Saturday, January 12, 2013

Chronic Pain and Multidisciplinary Treatment

By Dr. Jan Carstoniu Wednesday, March 03, 2010

When we feel pain it is not simply the result of nerve signals acting like electricity through a wire to turn on the lights. Pain is the product of complex neurological processes we are only beginning to understand, but what we have learned is fascinating. We now understand that the brain actually creates sensation, vision, hearing, taste and smell. Information already in the brain combines with messages from incoming nerve signals to construct what we see, hear, smell, taste or feel. Memory, emotion, learning or any of the other processes the brain is concerned with are therefore integral to perception. Think of the brain as a living, changeable, information-processing organ that produces the sensation of pain.


Based on this, pain can be thought of as a complex experience that encompasses sensation, emotion and cognition. The pain from an arthritic joint for example, is not simply a product of how inflamed the joint is. Whatever else is going on in the central nervous system will influence the perception of pain.
Multidisciplinary treatment of chronic pain recognizes the complex nature of pain and that chronic pain is a disease on its own. It may arise from injury or illness but then takes on a separate life. In rheumatoid arthritis for example, pain can persist even when the rheumatic disease process is controlled. There is now consensus in the research literature that combinations of physical, psychological, pharmacological and surgical treatments are superior to any one kind of treatment alone when treating chronic pain. (For more, see What is Pain? – Series )


While it may be the best approach to pain management, multidisciplinary treatment rarely provides cures. Our ability to treat pain is limited by our incomplete understanding of its underlying neurological and physiological mechanisms. There is no convincing evidence that any therapy, multidisciplinary or not, has ever been 100 percent effective for 100 percent of patients. In scientific studies, “successful” treatment is often defined as a 30 percent to 50 percent reduction in pain. Therefore, many studies report success legitimately but also show we still have much to learn.

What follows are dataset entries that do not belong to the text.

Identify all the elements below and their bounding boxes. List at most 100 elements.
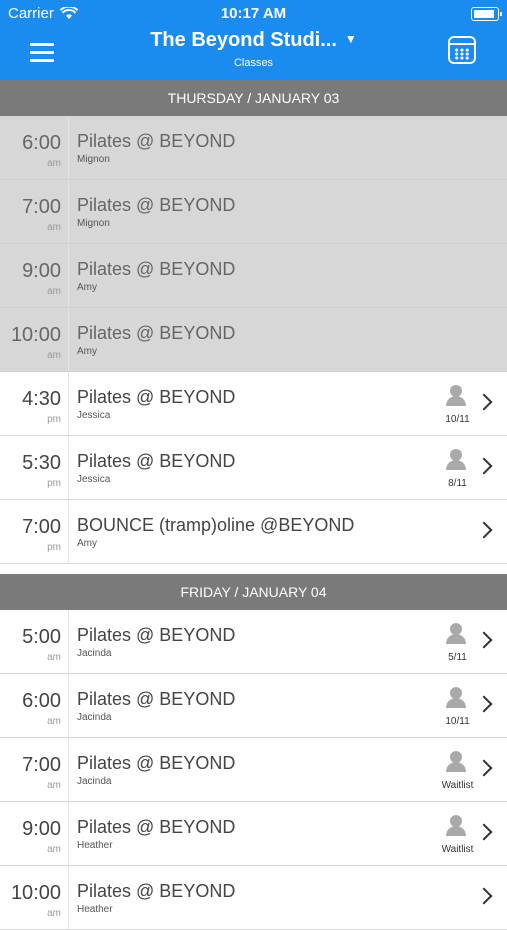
class-time: 5:00 <box>22 626 61 648</box>
time-column: 6:00 am <box>0 116 69 179</box>
enrollment-count: 8/11 <box>448 478 467 489</box>
app-header: Carrier 10:17 AM The Beyond Studi... ▼ Cl… <box>0 0 507 80</box>
class-time: 7:00 <box>22 516 61 538</box>
day-header: THURSDAY / JANUARY 03 <box>0 80 507 116</box>
person-icon <box>444 449 468 473</box>
clock: 10:17 AM <box>220 5 287 22</box>
class-row[interactable]: 4:30 pm Pilates @ BEYOND Jessica 10/11 <box>0 372 507 436</box>
class-time: 10:00 <box>10 882 61 904</box>
time-column: 4:30 pm <box>0 372 69 435</box>
class-name: Pilates @ BEYOND <box>77 387 236 407</box>
instructor-name: Amy <box>77 282 97 293</box>
class-name: Pilates @ BEYOND <box>77 753 236 773</box>
class-ampm: am <box>47 844 61 855</box>
chevron-right-icon <box>475 521 493 539</box>
class-row[interactable]: 6:00 am Pilates @ BEYOND Mignon <box>0 116 507 180</box>
person-icon <box>444 623 468 647</box>
class-ampm: am <box>47 652 61 663</box>
time-column: 10:00 am <box>0 308 69 371</box>
enrollment-count: 5/11 <box>448 652 467 663</box>
class-row[interactable]: 7:00 am Pilates @ BEYOND Mignon <box>0 180 507 244</box>
class-time: 5:30 <box>22 452 61 474</box>
class-time: 9:00 <box>22 260 61 282</box>
instructor-name: Heather <box>77 840 113 851</box>
day-header: FRIDAY / JANUARY 04 <box>0 574 507 610</box>
class-name: Pilates @ BEYOND <box>77 451 236 471</box>
chevron-right-icon <box>475 759 493 777</box>
class-ampm: am <box>47 222 61 233</box>
class-row[interactable]: 5:00 am Pilates @ BEYOND Jacinda 5/11 <box>0 610 507 674</box>
time-column: 7:00 am <box>0 180 69 243</box>
class-ampm: am <box>47 716 61 727</box>
chevron-right-icon <box>475 695 493 713</box>
page-title: The Beyond Studi... ▼ <box>150 29 357 51</box>
class-row[interactable]: 7:00 am Pilates @ BEYOND Jacinda Waitlist <box>0 738 507 802</box>
time-column: 5:00 am <box>0 610 69 673</box>
page-subtitle: Classes <box>233 57 274 69</box>
class-time: 7:00 <box>22 754 61 776</box>
instructor-name: Amy <box>77 538 97 549</box>
chevron-right-icon <box>475 631 493 649</box>
section-spacer <box>0 564 507 574</box>
calendar-icon[interactable] <box>448 36 476 64</box>
instructor-name: Jessica <box>77 410 111 421</box>
chevron-right-icon <box>475 393 493 411</box>
class-time: 6:00 <box>22 132 61 154</box>
time-column: 10:00 am <box>0 866 69 929</box>
class-name: Pilates @ BEYOND <box>77 881 236 901</box>
chevron-right-icon <box>475 823 493 841</box>
class-row[interactable]: 7:00 pm BOUNCE (tramp)oline @BEYOND Amy <box>0 500 507 564</box>
class-name: Pilates @ BEYOND <box>77 689 236 709</box>
time-column: 6:00 am <box>0 674 69 737</box>
instructor-name: Jacinda <box>77 776 112 787</box>
class-row[interactable]: 5:30 pm Pilates @ BEYOND Jessica 8/11 <box>0 436 507 500</box>
class-schedule-list[interactable]: THURSDAY / JANUARY 03 6:00 am Pilates @ BEY… <box>0 80 507 930</box>
class-row[interactable]: 10:00 am Pilates @ BEYOND Amy <box>0 308 507 372</box>
chevron-right-icon <box>475 887 493 905</box>
class-name: Pilates @ BEYOND <box>77 625 236 645</box>
battery-icon <box>471 7 502 21</box>
instructor-name: Jacinda <box>77 712 112 723</box>
person-icon <box>444 687 468 711</box>
class-time: 6:00 <box>22 690 61 712</box>
studio-selector[interactable]: The Beyond Studi... ▼ Classes <box>120 29 387 69</box>
class-ampm: am <box>47 158 61 169</box>
instructor-name: Amy <box>77 346 97 357</box>
person-icon <box>444 815 468 839</box>
class-time: 7:00 <box>22 196 61 218</box>
menu-button[interactable] <box>28 38 60 68</box>
class-time: 4:30 <box>22 388 61 410</box>
enrollment-count: 10/11 <box>445 716 470 727</box>
enrollment-count: Waitlist <box>441 780 474 791</box>
class-ampm: am <box>47 286 61 297</box>
class-row[interactable]: 9:00 am Pilates @ BEYOND Heather Waitlist <box>0 802 507 866</box>
class-name: Pilates @ BEYOND <box>77 817 236 837</box>
class-ampm: pm <box>47 478 61 489</box>
class-ampm: pm <box>47 414 61 425</box>
instructor-name: Jacinda <box>77 648 112 659</box>
time-column: 9:00 am <box>0 244 69 307</box>
person-icon <box>444 385 468 409</box>
class-row[interactable]: 10:00 am Pilates @ BEYOND Heather <box>0 866 507 930</box>
class-row[interactable]: 9:00 am Pilates @ BEYOND Amy <box>0 244 507 308</box>
chevron-right-icon <box>475 457 493 475</box>
class-name: Pilates @ BEYOND <box>77 195 236 215</box>
instructor-name: Heather <box>77 904 113 915</box>
dropdown-caret-icon: ▼ <box>344 32 357 46</box>
enrollment-count: Waitlist <box>441 844 474 855</box>
class-name: Pilates @ BEYOND <box>77 259 236 279</box>
status-bar: Carrier 10:17 AM <box>0 0 507 28</box>
class-time: 9:00 <box>22 818 61 840</box>
class-ampm: am <box>47 908 61 919</box>
time-column: 7:00 am <box>0 738 69 801</box>
person-icon <box>444 751 468 775</box>
time-column: 5:30 pm <box>0 436 69 499</box>
class-row[interactable]: 6:00 am Pilates @ BEYOND Jacinda 10/11 <box>0 674 507 738</box>
instructor-name: Mignon <box>77 218 110 229</box>
time-column: 9:00 am <box>0 802 69 865</box>
instructor-name: Mignon <box>77 154 110 165</box>
class-name: BOUNCE (tramp)oline @BEYOND <box>77 515 355 535</box>
time-column: 7:00 pm <box>0 500 69 563</box>
instructor-name: Jessica <box>77 474 111 485</box>
class-ampm: am <box>47 780 61 791</box>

With this in mind, health care providers and patients need to be more realistic with their therapeutic claims and expectations. Improvement is best achieved when as many of the factors as possible that may be affecting pain are addressed in treatment. No matter how effective a pill, surgical procedure, herbal remedy, exercise, psychotherapy, diet or bodywork may be, all are far from perfect.  When joined together to improve quality of life for those with pain, the distance from perfect gets shorter.


For patients this may mean giving up on finding a magic bullet and getting to work on the things they can do. Active exercise and relaxation/meditation techniques have repeatedly been shown to help chronic pain but only if they are practiced diligently (They are also less expensive than many dubious treatments marketed so vigorously on the internet and television). Patients need to be honest with themselves. Is the opioid analgesic they depend on really improving their quality of life? Are they so prejudiced against pharmaceutical or herbal remedies that they forgo helpful treatment without informing themselves properly? Maybe the distress they feel would respond to good psychological intervention – it would not mean that their pain was “only” psychological. Psychotherapy can offer valuable coping mechanisms that make dealing with pain easier. (Learn more in Pain and Fear-Series )

3/ 4/10 1:06pm

I use oxycodone 30mg which seems to be pretty good.  However, I started on an exercise regimen and found that I started to use more, especially at night and sometimes after I work out.  I have trouble sleeping due to my joints and wake up several times and take some pain medicine.  My question really relates to the amount of opiods I use.  Is it usual that when first starting (and during the initial few months) any exercise program that RA joint pain should become more severe and the use of more pain meds is necessary?  Once the joint is annoyed, but your muscles are growing and more able to sustain the joint, will the extra pain go away?  Or, better yet, will the initial joint pain lessen when the muscle surrounding the joint becomes greater?

3/ 5/10 4:15pm

I find this post very interesting, I did read the "What is Pain" series in the links too and that too is very intriquing. Pain is not something easily dealt with neither by patients or doctors. It is so very hard to describe pain so that another can understand. No one really knows how another feels even if they share the same affliction. I am sure people process pain differently and that is where the sayings:high or low pain threshold comes from. I have people around me all the time stating that I just have a low pain threshold and I am sure that I  process pain simular to everyone else I just suffer chronic pain, I am not a whiner. But, chronic pain leads too stress and fatigue associated with it too. When people say " I know, my shoulder is sore too" they have no idea what I am talking about when I say my shoulder hurts. I have had a sore shoulder from yard work or playing. It does not compare to the pain of RA. It is different, far more intense and nothing relieves it, it will go away when it is ready. It comes on for no reason and leaves the same way. And that may indeed explain some of the extremeness of it. When we expect pain then it is milder. I can tolerate more when I know I will suffer the next day like raking the yard or exercising too hard. I have had broken bones, experienced childbirth, surgeries and numerous other injuries and illnesses and all are so different and some more tolerable than others. I can understand how doctors have such a hard time evaluating pain.